Ma c’è un altro episodio che mi preme sottolineare perché ha segnato una svolta sostanziale nei rapporti con le altre religioni: la preghiera che ad Assisi il Papa ha voluto con tutti i rappresentanti delle grandi religioni. Vedere il Sommo Pontefice a pregare con sincera condivisione e alla pari con fratelli di altre fedi ha voluto dire non solo che era finita ogni forma di opposizione o di contrapposizione, ma che la fraternità di fronte a Dio diventava preghiera per un mondo veramente nuovo. E possiamo dire che da quel gesto iniziava veramente un mondo nuovo, anche se il nuovo è ancora dentro a mille difficoltà e deve percorrere molta strada per imporsi concretamente. Il nuovo era lì in quel gesto,
Esso crescerà e contagerà la mente di ogni uomo.
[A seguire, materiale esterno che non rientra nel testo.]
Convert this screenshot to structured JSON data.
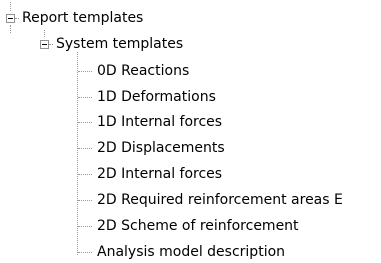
{
  "tree": {
    "root": {
      "label": "Report templates",
      "expanded": true,
      "children": [
        {
          "label": "System templates",
          "expanded": true,
          "children": [
            {
              "label": "0D Reactions"
            },
            {
              "label": "1D Deformations"
            },
            {
              "label": "1D Internal forces"
            },
            {
              "label": "2D Displacements"
            },
            {
              "label": "2D Internal forces"
            },
            {
              "label": "2D Required reinforcement areas E"
            },
            {
              "label": "2D Scheme of reinforcement"
            },
            {
              "label": "Analysis model description"
            }
          ]
        }
      ]
    }
  }
}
Infine voglio ricordare quel suo perdonare e chiedere perdono. Quel Papa che va nel carcere a portare il perdono a colui che aveva tentato di ucciderlo, il turco Agca, resta impresso nella mente di ogni uomo, credente e non credente come un gesto di potente umanità. Ma anche il coraggio che ha avuto in più occasioni di chiedere perdono per tanti errori e peccati della Chiesa del passato e del presente ha rivelato un animo che sentiva in se steso le responsabilità degli errori dei propri fratelli. Sentire che il peccato di tutti è anche il proprio peccato significa veramente sentirsi fratello di tutti, come Cristo.

Tante altre cose si diranno di Papa Wojtyla e si devono dire. A me è piaciuto sottolineare queste tre icone che, sono sicuro, più di tanti discorsi, anche molto dotti, raccontano una bellezza di un uomo che salverà il mondo.